LA SALLE, Colo. (KDVR) — The corn maze phase began around 20 years ago as a way for farmers to help with their annual income. 

For one farmer in La Salle, it turned out to be the best idea he ever grew.

Hoop-n-hoola, verti-scope, pillow jump — nomenclature you would not normally hear on a typical farm. Glenn Fritzler’s farm is anything but typical.

In 2002, in order to augment the farm’s income, Fritzler thought he would cut a maze in his corn.

“The bank was knocking on our door and we needed another source of income,” said Fritzler.

Local farmers made fun of him.

“They just couldn’t imagine why anybody would want to pay to walk through a cornfield,” said Fritzler.

The questions kept coming.

“The first question Matt Lauer asked me was, ‘Isn’t it a shame that farmers have to stoop to corn mazes to make a living?’”

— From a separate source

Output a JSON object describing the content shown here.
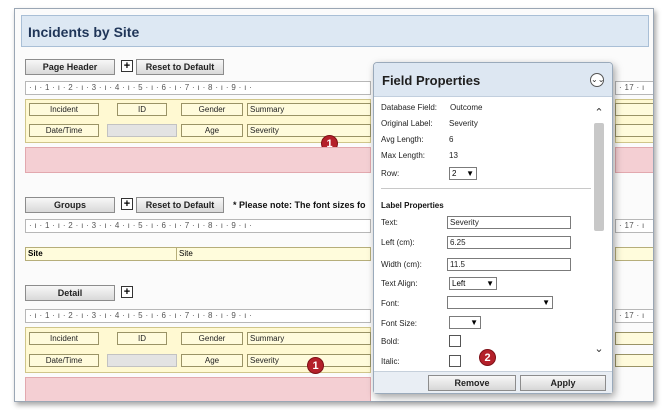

Twenty years later, Matt Lauer is no longer where he was, but Fritzler’s corn maze, now called the Fritzler Farm Park, is still here.

“It’s been very successful and it’s so successful that it saved the farm,” said Fritzler.

With a 15-acre corn maze and over 24 additional attractions, Fritzler does not even grow crops for consumption anymore.

“Fritzler Farm Park will be here for a very, very long time.”

On the farm where Fritzler was born and raised, an idea grew, and he is still happily reaping what he sowed.

“We did plant the right seed,” Fritzler said.